Kirkland then asked panelists what they think will motivate voters to actually turnout.

“I would be frankly surprised if turnout amongst young voters is lower than 2020,” Barrón-López said, while acknowledging the possibility of primary voters who voted uncommitted staying home.

Shahid remarked that the economy is the top issue for young voters, followed by climate change and the Israel-Hamas war and spoke about the importance of Biden focusing on these key policy issues. 

Students then had the opportunity to ask the panelists questions. Sneha Puri (MPP ‘24) asked panelists why we hear more about Biden’s age then Trump’s age and how this messaging impacts the youth vote.

Barrón-López emphasized how the Republican party has focused their strategy on attacking Biden’s age and noted that information targeting Biden’s has been more prevalent on platforms like Tik Tok that are heavily used by Gen Z.

Shemaiah DeJorge (C ‘27) asked what substantive policy issues Biden should focus on for young voters. Shahid indicated even when Biden announces major policy plans such as lowering prescription drug prescriptions – his messaging is not engaging or exciting. 

“We are in a media environment driven by conflict and clickbait and memes,” Shahid said. While Trump is very good at engaging with this, Shahid noted that Biden’s messaging isn’t reaching young voters in the same way.

Another student asked panelists about the social conservatism of many minority groups and how this impacts the shift to the right among young voters.

Ruffini noted that polling indicates shifts in the attitudes of young non-white men. He noted that loyalty to the Democratic community among minority voters is breaking down. 

“People are more voting their ideology or their values,” he said.

Shahid emphasized the major cultural shifts happening in America and explained that voters care less and less about allyship. 
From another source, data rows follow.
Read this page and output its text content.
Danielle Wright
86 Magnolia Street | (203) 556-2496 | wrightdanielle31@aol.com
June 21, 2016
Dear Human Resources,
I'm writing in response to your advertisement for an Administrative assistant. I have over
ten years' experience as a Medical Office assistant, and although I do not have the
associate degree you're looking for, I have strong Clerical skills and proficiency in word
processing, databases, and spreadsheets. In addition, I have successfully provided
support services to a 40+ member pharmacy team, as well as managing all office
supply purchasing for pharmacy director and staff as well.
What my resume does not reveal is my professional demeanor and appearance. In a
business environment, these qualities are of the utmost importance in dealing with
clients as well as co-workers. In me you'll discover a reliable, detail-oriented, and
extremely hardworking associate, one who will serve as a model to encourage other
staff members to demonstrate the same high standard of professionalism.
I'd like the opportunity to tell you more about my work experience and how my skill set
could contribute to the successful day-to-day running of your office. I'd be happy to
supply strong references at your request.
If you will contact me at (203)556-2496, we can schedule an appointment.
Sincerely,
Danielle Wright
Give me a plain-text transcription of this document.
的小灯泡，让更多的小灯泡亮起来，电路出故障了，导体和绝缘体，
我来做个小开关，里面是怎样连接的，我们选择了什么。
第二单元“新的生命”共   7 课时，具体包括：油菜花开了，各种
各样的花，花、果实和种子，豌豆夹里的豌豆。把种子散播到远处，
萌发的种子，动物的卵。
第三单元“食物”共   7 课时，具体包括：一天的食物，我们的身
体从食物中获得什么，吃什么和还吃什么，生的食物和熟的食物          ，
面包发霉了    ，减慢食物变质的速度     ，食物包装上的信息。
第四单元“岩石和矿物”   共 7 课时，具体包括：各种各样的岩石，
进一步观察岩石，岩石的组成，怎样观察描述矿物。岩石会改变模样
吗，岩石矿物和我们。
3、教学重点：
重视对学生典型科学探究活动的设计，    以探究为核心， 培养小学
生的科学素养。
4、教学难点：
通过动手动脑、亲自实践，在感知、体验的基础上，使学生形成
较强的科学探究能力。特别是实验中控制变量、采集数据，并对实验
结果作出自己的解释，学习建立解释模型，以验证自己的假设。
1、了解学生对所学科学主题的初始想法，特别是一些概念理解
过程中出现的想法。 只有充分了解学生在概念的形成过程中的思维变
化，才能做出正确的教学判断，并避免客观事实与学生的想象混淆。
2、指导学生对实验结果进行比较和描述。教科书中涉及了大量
“Democrats and progressives need to figure out how to make arguments about solidarity, about multi-racial democracy, around civil rights of all communities that create a collective interest,” he said, “and not just pit self interests against each other.”

Prior to the panel Kirkland and Shahid had the opportunity to meet with different student groups on campus. Kirkland gave a career chat on her career in journalism and offered students her advice and insights on digital journalism. Shahid met with Georgetown College Democrats to have a conversation on the role of progressives within the Democratic party, which spanned foreign policy and the 2024 election.